The paper plate in his hand slipped a little and she lifted the corner for him. He looked at her, smiling, thanking her, and then she did this pouty thing with her lips, and a flippy thing with her hair. It was impressive as hell, even to me, and I wasn’t the intended target. I looked away from my brother and the girl. I’d seen this movie before.

“MENDOZA SEEMS NICE,” I said to Kael.

“Yeah. He is.” Kael looked at his friend, who was offering his special tequila to someone who had just come in. I thought I had seen the guy before. In the kitchen, maybe. I remembered his black-and-whit

e checked T-shirt. From the way he reeked of cigarette smoke, it was clear that he had just been outside for a smoke break. At least this group of friends was respectful enough not to smoke inside the house, unlike some Austin had had in the past.

“He’s married?” I asked.

Kael’s forehead scrunched up a little and he nodded.

“Cool.” I was about out of small talk. I could have talked about the weather or the Falcons, but that would have seemed desperate. I was buzzed from the drinks and getting paranoid about Kael’s silence, and while I may have been anxious, I wasn’t desperate. I wasn’t going to be the needy girl at a party. A party at my dad’s house, of all places.

Kael nodded and then … nothing. I should have been used to the barriers he put up, the distance between us, but he had let down his guard a little since coming to the party, so much so that I was beginning to forget it had even existed. But there it was, brewing next to me.

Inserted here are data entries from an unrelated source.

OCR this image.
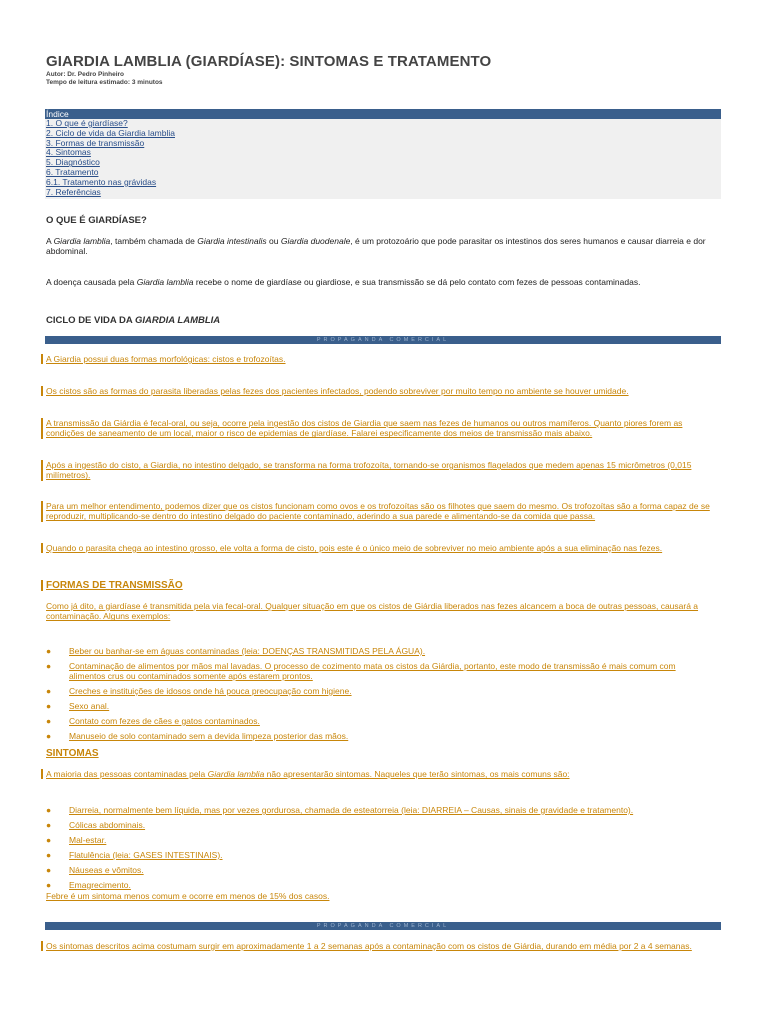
GIARDIA LAMBLIA (GIARDÍASE): SINTOMAS E TRATAMENTO
Autor: Dr. Pedro Pinheiro
Tempo de leitura estimado: 3 minutos
Índice
1. O que é giardíase?
2. Ciclo de vida da Giardia lamblia
3. Formas de transmissão
4. Sintomas
5. Diagnóstico
6. Tratamento
6.1. Tratamento nas grávidas
7. Referências
O QUE É GIARDÍASE?
A Giardia lamblia, também chamada de Giardia intestinalis ou Giardia duodenale, é um protozoário que pode parasitar os intestinos dos seres humanos e causar diarreia e dor abdominal.
A doença causada pela Giardia lamblia recebe o nome de giardíase ou giardiose, e sua transmissão se dá pelo contato com fezes de pessoas contaminadas.
CICLO DE VIDA DA GIARDIA LAMBLIA
PROPAGANDA COMERCIAL
A Giardia possui duas formas morfológicas: cistos e trofozoítas.
Os cistos são as formas do parasita liberadas pelas fezes dos pacientes infectados, podendo sobreviver por muito tempo no ambiente se houver umidade.
A transmissão da Giárdia é fecal-oral, ou seja, ocorre pela ingestão dos cistos de Giardia que saem nas fezes de humanos ou outros mamíferos. Quanto piores forem as condições de saneamento de um local, maior o risco de epidemias de giardíase. Falarei especificamente dos meios de transmissão mais abaixo.
Após a ingestão do cisto, a Giardia, no intestino delgado, se transforma na forma trofozoíta, tornando-se organismos flagelados que medem apenas 15 micrômetros (0,015 milímetros).
Para um melhor entendimento, podemos dizer que os cistos funcionam como ovos e os trofozoítas são os filhotes que saem do mesmo. Os trofozoítas são a forma capaz de se reproduzir, multiplicando-se dentro do intestino delgado do paciente contaminado, aderindo a sua parede e alimentando-se da comida que passa.
Quando o parasita chega ao intestino grosso, ele volta a forma de cisto, pois este é o único meio de sobreviver no meio ambiente após a sua eliminação nas fezes.
FORMAS DE TRANSMISSÃO
Como já dito, a giardíase é transmitida pela via fecal-oral. Qualquer situação em que os cistos de Giárdia liberados nas fezes alcancem a boca de outras pessoas, causará a contaminação. Alguns exemplos:
● Beber ou banhar-se em águas contaminadas (leia: DOENÇAS TRANSMITIDAS PELA ÁGUA).
● Contaminação de alimentos por mãos mal lavadas. O processo de cozimento mata os cistos da Giárdia, portanto, este modo de transmissão é mais comum com
alimentos crus ou contaminados somente após estarem prontos.
● Creches e instituições de idosos onde há pouca preocupação com higiene.
● Sexo anal.
● Contato com fezes de cães e gatos contaminados.
● Manuseio de solo contaminado sem a devida limpeza posterior das mãos.
SINTOMAS
A maioria das pessoas contaminadas pela Giardia lamblia não apresentarão sintomas. Naqueles que terão sintomas, os mais comuns são:
● Diarreia, normalmente bem líquida, mas por vezes gordurosa, chamada de esteatorreia (leia: DIARREIA – Causas, sinais de gravidade e tratamento).
● Cólicas abdominais.
● Mal-estar.
● Flatulência (leia: GASES INTESTINAIS).
● Náuseas e vômitos.
● Emagrecimento.
Febre é um sintoma menos comum e ocorre em menos de 15% dos casos.
PROPAGANDA COMERCIAL
Os sintomas descritos acima costumam surgir em aproximadamente 1 a 2 semanas após a contaminação com os cistos de Giárdia, durando em média por 2 a 4 semanas.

And that was why I didn’t like dating. Or whatever this was.

I knew I was being ridiculous. I mean, it had only been about twenty minutes since I’d decided to admit to myself that I was attracted to him. We had been standing side-by-side in the kitchen and I could feel that heat of his. It didn’t matter that we weren’t touching. I could feel myself being drawn toward him. It was strong, this pull. Almost animal in its intensity. I lost myself in the physical for a moment, and then my brain took over and started to dissect the reasons he wouldn’t like me, or why this couldn’t—wouldn’t—work. I was such a romantic.

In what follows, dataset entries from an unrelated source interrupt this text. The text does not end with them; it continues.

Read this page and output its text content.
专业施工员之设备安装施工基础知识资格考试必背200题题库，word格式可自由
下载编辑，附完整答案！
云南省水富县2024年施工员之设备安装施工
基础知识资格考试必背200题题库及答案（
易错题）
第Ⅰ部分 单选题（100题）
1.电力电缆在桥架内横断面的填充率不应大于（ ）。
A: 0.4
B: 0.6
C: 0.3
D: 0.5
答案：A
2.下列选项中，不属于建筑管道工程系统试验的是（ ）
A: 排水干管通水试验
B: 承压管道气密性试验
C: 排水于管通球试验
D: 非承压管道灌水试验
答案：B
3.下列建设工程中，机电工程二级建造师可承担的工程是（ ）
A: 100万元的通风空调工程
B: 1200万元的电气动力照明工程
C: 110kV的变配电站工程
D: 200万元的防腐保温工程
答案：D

I looked around the room, to friendly Mendoza pouring Austin and the ruffly brunette a shot. To the three guys sitting on the floor, and the voices coming from the kitchen. Everyone was alive in their own way, talking, listening, drinking, laughing, playing with their phones. Everyone except the one person I really wanted to connect with.

My frustration grew and grew inside my head and by the time Austin and the girl were making out (which took less than five more minutes), I couldn’t sit there anymore. I needed some air.